The entry point of the blockchain data pipeline. Ingestion involves pulling raw data — transactions, logs, events, and state updates — from nodes into processing systems. Efficient ingestion enables real-time indexing, analytics, and trading, especially for latency-sensitive workloads like MEV searchers, oracles, or cross-chain routers.
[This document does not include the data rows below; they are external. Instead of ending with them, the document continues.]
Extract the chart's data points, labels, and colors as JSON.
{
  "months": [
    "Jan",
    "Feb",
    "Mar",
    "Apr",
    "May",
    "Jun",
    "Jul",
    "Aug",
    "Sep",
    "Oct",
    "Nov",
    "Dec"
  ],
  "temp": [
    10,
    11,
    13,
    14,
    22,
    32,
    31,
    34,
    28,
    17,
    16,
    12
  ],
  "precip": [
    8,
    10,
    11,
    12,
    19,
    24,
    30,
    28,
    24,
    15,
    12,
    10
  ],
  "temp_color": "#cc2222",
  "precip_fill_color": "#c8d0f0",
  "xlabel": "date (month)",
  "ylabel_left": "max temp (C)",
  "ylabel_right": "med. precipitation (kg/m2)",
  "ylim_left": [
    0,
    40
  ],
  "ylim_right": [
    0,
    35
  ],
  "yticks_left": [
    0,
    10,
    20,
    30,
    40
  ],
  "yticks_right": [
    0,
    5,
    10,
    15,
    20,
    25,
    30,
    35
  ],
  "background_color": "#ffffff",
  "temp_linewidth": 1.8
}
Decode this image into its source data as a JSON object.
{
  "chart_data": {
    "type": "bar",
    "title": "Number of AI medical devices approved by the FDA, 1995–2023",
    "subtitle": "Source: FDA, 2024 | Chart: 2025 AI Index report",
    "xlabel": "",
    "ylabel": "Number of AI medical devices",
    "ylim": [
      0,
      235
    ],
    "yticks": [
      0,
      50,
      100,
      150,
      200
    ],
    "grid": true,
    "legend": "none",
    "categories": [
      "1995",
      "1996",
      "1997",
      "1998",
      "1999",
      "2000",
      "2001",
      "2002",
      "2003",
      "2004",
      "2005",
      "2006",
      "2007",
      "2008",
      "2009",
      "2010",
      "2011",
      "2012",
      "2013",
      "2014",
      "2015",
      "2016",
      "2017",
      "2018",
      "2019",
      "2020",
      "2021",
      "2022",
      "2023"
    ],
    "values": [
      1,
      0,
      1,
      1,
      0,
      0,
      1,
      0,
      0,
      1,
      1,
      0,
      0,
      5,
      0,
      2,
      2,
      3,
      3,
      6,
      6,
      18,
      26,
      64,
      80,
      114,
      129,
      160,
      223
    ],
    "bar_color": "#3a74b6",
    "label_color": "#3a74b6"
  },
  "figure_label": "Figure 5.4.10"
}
Note: Cloud providers often make ingestion free or cheap to attract workloads; the real cost typically comes from egress.

Indexing

The process of organizing raw blockchain data into structured, queryable formats. Indexing powers explorers, dashboards, and analytics platforms by enabling fast data retrieval without rescanning the entire chain. A strong indexing layer improves performance and makes blockchain data usable for applications like sequencers and intent routers.

Kubernetes (K8s)

Kubernetes is an open-source orchestration platform for managing containerized workloads. It’s widely used to run RPC clusters, validators, sequencers, and indexing services. Kubernetes automates rollouts, enables scaling, improves uptime, and standardizes infra operations across regions and chains.

Light Node (Light Client)

A lightweight client that stores only minimal blockchain data (headers and proofs), fetching additional data from full nodes as needed. It’s ideal for mobile devices and other low-resource environments, allowing fast sync and broad network participation without storing the entire chain.

Load Balancing

The process of distributing network traffic or workloads across multiple servers to avoid bottlenecks and ensure optimal performance. In Web3, load balancers improve RPC throughput, provide automatic failover, enable geo-routing, and help clusters scale reliably under high demand.

Managed Service

A fully operated infrastructure offering provided by a third party. Managed services handle provisioning, scaling, upgrades, and monitoring for workloads like RPC endpoints, validator nodes, sequencers, and indexers. This lets teams focus on product instead of infrastructure, often backed by SLAs for reliability.

RPC Node

A node that exposes RPC interfaces for applications to read blockchain data and broadcast transactions. RPC nodes power wallets, explorers, and protocols. They can run as full or archive nodes, and their latency, uptime, and capacity directly shape user experience.

Virtualization

A computing method that abstracts physical hardware into multiple virtual machines or containers, allowing multiple workloads to share the same physical server. Virtualization enables flexible scaling and efficient resource allocation but can add latency and reduce determinism compared to bare metal. It’s widely used in cloud environments to deploy validators, sequencers, and RPC services at scale.